Butter is fat and fat is notorious for picking up flavours and odors of foods around them (ah, some of you are remembering an unpleasant experience?). But butters ability to absorb flavours is not always a bad thing. Chef Parsons uses it to his advantage in making icewine butter.
Compond or infused butters can be found at many restaurants from garlic and herb butter to truffle or coffee butter. In fact most aromatic foods can be infused into butter with great results such as chocolate, vanilla, citrus and even peppermint!
When butters absorbing abilities are unwelcome or that oxidized skin appears when you’ve left the butter out for a few days, it can be disappointing. But I’ve found a simply brilliant solution to keeping butter fresh and speadable; a butter bell.

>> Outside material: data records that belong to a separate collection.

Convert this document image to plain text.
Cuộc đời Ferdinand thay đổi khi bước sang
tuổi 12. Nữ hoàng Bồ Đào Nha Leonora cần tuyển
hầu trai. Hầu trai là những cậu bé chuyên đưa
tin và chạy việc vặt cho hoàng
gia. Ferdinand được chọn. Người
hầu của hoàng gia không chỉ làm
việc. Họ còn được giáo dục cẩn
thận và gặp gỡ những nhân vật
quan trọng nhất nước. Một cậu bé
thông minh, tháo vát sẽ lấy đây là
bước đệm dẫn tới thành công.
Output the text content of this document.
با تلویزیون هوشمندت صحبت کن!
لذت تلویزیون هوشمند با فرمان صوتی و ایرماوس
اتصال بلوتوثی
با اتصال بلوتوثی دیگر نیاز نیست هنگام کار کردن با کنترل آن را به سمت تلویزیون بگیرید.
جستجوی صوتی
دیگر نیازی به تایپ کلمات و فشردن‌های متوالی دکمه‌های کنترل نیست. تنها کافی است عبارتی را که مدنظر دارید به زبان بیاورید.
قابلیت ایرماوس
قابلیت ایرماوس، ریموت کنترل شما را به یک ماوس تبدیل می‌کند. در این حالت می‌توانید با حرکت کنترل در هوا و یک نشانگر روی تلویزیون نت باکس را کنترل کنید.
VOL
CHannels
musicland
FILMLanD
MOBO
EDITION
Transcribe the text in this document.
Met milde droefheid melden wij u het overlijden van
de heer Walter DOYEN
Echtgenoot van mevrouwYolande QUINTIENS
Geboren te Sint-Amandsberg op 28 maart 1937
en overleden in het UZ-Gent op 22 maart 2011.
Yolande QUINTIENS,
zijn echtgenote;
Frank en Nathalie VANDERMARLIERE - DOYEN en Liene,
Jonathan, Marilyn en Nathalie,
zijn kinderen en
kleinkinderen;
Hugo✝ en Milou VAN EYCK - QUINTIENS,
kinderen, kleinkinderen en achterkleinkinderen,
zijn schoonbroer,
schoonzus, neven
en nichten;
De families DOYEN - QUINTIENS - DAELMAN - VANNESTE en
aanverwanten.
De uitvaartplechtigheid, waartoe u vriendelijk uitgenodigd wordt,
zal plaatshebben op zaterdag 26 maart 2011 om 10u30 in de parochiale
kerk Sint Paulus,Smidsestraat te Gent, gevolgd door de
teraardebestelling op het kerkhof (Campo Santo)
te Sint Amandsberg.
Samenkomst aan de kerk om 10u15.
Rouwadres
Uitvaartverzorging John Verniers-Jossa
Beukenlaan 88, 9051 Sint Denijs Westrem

It’s a simple concept. Put soft butter inside the crock which is attached to the underside of the lid. Fill the bottom with cool water and put the butter filled top into the crock. The water seals the butter, locking in its freshness. You can leave the butter bell on a kitchen counter for up to three weeks and know that you’ve got fresh, spreadable butter whenever you want it.
The most flavourful of all butters is cultured. The equivalent to reserve wines, cultured butter is simply fuller, richer butter with a tangy finish. The cream has been soured and allowed to ferment or “ripen” at room temperature prior to ageing in the refrigerator. Like making crème fraîche, bacterial action develops fuller aromas and flavours that carry over into both the butter and buttermilk. From this you can make the most amazing buttermilk biscuits that are the perfect host for a smear of fresh, delicious cultured butter.
Many high end chefs tend to overlook butter because of its simplicity, but not any longer. The likes of Gushue and Parsons are showing that simplicity counts in customization and bragging rights for butter.